LES DEUX TYPES DE LIBERTÉ
L’ouverture de la Mer Rouge n’est pas un miracle de plus parmi toute une longue série de miracles dont a bénéficié Israël.
Ce dernier va porter un coup fatal à l’Égypte, et constituer un point de départ pour le peuple juif nouvellement né, définitivement affranchi.
La sortie d’Égypte n’a été que le préambule de la guéoula finale, et ce n’est qu’après ce miracle qu’Israël va être libéré totalement de l’asservissement égyptien.
Mais il y a lieu de s’interroger : pourquoi l’ouverture de la Mer sonne-t-elle le glas de l’Égypte et procure-t-elle à Israël la liberté ?
Le Maharal de Prague apporte sur ce point un commentaire intéressant : il existerait deux sortes de liberté :
– une liberté relative, qui donne à l’homme une autonomie partielle, n’étant plus asservi et tributaire de ses maîtres esclavagistes. Lorsque les Bné Israël ont quitté l’Égypte, ils n’ont acquis que cette dimension de liberté relative. Car la véritablement liberté est la liberté absolue, celle qui brise toutes les chaînes, qui casse le verrou qui le rattache à la nation égyptienne dans son ensemble, à son essence et ses mœurs, et qui le libère à jamais de l’emprise de son représentant dans les cieux : le sar Mitsrayim.
C’est la Torah elle-même qui l’affirme. Car peu après la sortie d’Égypte des Bné Israël, il est relaté que Paro et son armée se lance à la poursuite des fugitifs. Tous les versets se rapportant à cet épisode mentionnent Mitsrayim, l’Egypte en tant que nation, et non les Egyptiens, Mitsrim.
Il est dit, par exemple, dans Chémot (14, 9) :
« וירדפו מצרים אחריהם »
« L’Egypte se mit à leur poursuite ».
Ou encore, dans Chémot, (14 10) :
« והנה מצרים נוסע אחרים »
« L’Egypte partait derrière eux ».
Ou alors encore, dans Chémot, (14 13) :
« כי אשר ראיתם את מצרים היום לא תסיפו לראתם עוד עד עולם »
« Car comme vous avez vu l’Égypte aujourd’hui, vous ne la reverrez plus jamais ».
Pour parvenir à la guéoula, Israël doit en découdre avec le Sar de l’Égypte, le Sar Mitsrayim, le représentant céleste de l’Égypte en tant que nation.

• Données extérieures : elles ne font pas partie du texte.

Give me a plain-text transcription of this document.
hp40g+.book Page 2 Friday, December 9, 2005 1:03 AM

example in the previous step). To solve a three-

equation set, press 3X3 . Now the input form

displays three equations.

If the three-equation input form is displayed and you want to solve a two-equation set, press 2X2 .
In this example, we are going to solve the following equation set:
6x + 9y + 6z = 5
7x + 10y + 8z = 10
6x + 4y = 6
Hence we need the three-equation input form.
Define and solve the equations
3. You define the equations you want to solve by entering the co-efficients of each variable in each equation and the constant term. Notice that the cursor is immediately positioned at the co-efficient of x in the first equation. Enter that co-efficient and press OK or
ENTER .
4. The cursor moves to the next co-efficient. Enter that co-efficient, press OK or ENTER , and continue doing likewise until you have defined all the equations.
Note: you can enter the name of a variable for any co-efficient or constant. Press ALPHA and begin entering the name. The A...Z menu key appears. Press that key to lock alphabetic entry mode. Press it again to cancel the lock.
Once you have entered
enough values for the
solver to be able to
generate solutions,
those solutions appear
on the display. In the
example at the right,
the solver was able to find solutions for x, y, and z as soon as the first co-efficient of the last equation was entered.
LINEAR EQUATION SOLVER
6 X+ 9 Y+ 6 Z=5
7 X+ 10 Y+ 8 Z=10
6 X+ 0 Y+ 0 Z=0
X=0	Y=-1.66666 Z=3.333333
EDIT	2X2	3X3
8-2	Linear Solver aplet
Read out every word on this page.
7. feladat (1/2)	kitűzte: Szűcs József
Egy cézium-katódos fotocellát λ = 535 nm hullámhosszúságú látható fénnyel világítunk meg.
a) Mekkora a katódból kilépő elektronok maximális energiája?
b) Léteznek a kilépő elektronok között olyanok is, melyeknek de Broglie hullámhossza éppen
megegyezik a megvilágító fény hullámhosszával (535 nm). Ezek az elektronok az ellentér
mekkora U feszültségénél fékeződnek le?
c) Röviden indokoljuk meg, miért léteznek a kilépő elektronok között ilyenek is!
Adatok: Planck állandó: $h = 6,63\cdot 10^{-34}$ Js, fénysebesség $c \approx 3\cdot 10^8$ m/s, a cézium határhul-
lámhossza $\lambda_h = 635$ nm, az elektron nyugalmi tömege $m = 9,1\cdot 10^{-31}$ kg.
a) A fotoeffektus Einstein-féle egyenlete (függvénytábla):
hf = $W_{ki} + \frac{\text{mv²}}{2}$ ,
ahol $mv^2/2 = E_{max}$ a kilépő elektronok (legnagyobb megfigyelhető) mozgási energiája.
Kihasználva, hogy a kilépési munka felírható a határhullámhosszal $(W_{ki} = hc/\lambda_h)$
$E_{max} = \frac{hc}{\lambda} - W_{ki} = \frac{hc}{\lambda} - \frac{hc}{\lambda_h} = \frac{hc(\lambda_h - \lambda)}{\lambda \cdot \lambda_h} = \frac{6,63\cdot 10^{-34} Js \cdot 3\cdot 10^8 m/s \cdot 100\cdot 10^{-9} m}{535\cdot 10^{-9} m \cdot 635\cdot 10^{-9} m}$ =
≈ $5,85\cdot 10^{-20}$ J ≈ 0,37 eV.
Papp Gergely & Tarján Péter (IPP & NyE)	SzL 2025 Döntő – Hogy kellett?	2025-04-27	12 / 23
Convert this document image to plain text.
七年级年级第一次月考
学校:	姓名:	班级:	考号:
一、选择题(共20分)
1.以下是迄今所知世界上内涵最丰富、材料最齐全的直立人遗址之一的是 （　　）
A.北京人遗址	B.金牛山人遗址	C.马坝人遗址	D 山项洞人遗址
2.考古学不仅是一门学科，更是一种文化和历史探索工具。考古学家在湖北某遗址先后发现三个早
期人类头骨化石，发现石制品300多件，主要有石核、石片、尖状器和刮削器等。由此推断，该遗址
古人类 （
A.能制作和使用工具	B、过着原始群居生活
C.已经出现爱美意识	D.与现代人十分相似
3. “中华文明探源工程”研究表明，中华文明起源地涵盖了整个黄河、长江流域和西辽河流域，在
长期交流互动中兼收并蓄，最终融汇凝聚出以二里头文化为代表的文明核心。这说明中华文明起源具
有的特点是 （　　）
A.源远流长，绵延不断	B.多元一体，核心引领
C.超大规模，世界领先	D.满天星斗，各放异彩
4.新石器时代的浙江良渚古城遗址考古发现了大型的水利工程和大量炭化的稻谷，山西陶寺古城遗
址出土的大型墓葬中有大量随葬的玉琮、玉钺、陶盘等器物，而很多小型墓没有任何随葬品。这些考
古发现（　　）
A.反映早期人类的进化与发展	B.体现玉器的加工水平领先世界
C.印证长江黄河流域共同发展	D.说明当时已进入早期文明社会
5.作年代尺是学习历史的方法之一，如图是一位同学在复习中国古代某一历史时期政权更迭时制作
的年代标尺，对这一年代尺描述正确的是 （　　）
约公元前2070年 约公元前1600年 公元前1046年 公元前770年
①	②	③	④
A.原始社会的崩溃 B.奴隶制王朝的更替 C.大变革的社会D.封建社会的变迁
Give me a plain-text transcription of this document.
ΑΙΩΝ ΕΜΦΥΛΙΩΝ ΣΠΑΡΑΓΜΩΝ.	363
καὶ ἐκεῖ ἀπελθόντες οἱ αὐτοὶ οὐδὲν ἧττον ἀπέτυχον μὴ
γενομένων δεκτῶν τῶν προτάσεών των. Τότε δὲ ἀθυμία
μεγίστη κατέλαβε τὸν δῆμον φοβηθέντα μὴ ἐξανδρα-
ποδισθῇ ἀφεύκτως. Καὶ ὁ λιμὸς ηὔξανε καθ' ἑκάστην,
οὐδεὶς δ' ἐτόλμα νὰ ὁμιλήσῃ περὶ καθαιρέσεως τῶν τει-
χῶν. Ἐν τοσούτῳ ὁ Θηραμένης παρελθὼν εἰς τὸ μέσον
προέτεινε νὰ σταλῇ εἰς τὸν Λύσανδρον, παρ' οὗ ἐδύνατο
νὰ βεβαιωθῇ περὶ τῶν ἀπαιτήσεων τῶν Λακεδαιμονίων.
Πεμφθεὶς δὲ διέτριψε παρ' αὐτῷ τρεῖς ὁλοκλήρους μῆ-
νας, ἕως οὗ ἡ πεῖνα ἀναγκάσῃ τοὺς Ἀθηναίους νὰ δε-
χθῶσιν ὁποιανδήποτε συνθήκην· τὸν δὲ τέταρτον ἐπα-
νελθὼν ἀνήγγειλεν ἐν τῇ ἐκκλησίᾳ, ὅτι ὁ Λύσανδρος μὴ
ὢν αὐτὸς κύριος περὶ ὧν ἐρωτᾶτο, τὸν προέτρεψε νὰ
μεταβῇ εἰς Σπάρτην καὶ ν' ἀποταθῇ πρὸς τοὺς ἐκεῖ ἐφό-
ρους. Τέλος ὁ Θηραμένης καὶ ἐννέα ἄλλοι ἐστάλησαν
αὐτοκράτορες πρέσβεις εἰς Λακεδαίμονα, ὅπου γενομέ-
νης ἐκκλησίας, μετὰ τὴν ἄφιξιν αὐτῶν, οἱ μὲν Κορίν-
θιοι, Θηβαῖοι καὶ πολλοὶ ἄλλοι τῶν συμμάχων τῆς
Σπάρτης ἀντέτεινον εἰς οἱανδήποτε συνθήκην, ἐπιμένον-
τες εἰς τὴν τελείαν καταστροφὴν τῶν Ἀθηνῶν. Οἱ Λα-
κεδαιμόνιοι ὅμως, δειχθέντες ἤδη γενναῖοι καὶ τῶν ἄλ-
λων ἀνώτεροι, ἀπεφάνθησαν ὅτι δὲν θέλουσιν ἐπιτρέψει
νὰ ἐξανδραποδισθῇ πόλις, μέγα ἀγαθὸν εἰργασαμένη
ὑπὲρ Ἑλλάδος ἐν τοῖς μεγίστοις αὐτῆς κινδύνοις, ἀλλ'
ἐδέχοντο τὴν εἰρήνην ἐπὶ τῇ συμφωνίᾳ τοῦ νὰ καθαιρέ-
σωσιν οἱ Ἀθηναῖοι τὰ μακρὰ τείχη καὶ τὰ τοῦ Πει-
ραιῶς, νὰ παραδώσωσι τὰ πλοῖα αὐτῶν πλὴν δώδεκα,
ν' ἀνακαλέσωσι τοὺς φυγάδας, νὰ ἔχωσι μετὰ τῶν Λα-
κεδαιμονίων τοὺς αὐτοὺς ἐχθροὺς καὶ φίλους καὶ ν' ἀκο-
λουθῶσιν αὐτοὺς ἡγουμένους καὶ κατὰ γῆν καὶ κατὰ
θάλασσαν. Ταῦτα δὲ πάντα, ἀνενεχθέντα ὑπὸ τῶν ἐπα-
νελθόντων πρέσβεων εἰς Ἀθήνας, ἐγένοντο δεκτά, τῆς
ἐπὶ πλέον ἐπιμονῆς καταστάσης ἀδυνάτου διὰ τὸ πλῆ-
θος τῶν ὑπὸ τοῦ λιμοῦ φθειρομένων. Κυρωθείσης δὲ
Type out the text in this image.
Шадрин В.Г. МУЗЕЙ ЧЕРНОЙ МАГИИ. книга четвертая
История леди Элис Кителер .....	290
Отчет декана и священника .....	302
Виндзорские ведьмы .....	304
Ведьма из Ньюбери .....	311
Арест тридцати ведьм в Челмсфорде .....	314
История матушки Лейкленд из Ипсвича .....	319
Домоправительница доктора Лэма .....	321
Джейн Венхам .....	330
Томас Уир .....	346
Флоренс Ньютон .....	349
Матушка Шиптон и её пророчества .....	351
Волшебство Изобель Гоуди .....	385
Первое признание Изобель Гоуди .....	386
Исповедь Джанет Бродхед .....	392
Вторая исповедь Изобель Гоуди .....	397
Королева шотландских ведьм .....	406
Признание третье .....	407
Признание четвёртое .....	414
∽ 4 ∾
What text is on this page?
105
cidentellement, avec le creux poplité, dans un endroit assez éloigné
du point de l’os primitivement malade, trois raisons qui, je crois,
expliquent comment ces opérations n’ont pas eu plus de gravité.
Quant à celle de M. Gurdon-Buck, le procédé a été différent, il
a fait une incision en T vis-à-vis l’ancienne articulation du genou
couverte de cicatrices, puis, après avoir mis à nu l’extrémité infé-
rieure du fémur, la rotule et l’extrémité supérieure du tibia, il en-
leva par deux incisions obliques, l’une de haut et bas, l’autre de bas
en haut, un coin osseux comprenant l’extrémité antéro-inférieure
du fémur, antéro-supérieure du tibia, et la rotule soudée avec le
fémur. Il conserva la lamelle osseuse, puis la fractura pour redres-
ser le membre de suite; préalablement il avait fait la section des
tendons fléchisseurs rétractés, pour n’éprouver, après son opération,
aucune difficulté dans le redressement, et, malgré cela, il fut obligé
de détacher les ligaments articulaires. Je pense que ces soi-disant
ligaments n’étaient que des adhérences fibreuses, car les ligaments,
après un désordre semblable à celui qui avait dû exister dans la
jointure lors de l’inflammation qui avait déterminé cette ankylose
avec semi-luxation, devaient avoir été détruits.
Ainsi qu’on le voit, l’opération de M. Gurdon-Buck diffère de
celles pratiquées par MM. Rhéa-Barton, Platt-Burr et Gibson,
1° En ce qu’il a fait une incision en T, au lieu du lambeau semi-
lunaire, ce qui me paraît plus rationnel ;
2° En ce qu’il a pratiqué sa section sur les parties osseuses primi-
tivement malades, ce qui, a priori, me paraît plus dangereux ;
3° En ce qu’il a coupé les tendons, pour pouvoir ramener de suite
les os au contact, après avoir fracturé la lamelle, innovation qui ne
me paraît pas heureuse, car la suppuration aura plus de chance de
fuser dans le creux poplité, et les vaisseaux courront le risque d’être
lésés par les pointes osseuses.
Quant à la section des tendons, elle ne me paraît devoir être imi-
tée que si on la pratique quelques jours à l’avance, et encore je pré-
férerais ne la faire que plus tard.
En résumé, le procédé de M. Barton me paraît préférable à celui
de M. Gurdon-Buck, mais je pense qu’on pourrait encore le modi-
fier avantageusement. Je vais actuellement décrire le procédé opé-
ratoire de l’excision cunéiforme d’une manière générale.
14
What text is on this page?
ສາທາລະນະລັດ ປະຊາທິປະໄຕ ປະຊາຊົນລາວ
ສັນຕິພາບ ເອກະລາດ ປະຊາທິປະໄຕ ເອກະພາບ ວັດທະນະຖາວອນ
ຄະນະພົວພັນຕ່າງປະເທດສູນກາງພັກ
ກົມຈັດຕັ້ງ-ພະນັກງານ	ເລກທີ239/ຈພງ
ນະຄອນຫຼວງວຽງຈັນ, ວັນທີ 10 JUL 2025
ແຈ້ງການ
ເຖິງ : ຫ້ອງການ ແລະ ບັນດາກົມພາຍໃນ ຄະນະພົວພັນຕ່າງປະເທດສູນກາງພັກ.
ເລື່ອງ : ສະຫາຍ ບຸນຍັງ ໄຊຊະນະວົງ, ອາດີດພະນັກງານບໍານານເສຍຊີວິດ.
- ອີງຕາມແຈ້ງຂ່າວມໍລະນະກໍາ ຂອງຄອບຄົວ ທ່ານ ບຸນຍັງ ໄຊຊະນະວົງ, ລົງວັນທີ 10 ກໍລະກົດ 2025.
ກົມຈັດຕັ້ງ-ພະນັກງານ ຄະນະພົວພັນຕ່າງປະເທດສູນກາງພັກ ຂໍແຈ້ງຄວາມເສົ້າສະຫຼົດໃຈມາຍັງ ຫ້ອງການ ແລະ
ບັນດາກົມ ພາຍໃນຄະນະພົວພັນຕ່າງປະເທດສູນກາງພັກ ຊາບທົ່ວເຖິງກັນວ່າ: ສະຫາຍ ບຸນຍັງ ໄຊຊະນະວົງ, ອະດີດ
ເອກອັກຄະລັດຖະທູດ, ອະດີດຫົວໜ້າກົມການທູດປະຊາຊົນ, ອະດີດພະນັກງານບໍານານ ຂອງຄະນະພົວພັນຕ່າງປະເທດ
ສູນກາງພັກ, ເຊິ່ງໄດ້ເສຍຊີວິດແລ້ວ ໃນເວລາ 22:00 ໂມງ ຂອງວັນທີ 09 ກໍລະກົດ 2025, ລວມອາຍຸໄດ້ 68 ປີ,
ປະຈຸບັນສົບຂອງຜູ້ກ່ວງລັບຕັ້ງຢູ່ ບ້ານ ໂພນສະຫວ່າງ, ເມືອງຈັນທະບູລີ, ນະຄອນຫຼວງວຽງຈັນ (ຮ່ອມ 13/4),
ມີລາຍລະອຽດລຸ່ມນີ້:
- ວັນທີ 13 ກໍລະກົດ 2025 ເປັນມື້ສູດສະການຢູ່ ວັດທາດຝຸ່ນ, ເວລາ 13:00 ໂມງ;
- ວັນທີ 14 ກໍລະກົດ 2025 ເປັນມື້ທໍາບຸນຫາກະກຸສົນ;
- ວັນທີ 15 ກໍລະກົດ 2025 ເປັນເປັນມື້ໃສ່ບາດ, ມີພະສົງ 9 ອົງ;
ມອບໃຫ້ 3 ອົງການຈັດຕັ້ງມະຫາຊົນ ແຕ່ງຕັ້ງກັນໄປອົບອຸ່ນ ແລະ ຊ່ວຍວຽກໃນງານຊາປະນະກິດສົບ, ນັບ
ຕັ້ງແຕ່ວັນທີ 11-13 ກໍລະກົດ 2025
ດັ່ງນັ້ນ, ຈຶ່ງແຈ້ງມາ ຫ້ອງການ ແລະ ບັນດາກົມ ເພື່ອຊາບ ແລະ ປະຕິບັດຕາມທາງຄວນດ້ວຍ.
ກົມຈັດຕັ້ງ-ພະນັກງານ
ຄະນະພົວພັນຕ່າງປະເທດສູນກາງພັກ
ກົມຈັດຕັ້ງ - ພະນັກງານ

Pour recouvrer la liberté, il doit l’abattre.
Le miracle de l’ouverture de la Mer Rouge et la noyade de Paro mettra un terme définitif à la suprématie de l’Égypte sur Israël.
Le Maharal de Prague fait remarquer à ce propos, dans son ouvrage Guevourot Hachem, que lors des dix plaies, les devins de Paro voient le doigt de D.ieu pointer sur eux, comme il est écrit dans Chémot, (8 15) :
« ויאמרו החרטומים של פרעה אצבע אלקים היא ».
Mais dans la mer, c’est la main de D.ieu qui va se déployer contre l’Egypte, comme cela est mentionné dans Chémot, (15, 31) : « וירא ישראל את היד הגדולה ».
Le doigt est un élément, un détail de la main. Il symbolise la liberté relative, incomplète, acquise après les dix plaies et la sortie d’Égypte. Mais la main exprime la totalité. Elle incarne le pouvoir absolu de D.ieu, l’anéantissement de l’Égypte et de son représentant céleste dans les flots de la mer ; et, par voie de conséquence, l’acquisition de la vraie liberté pour le peuple juif.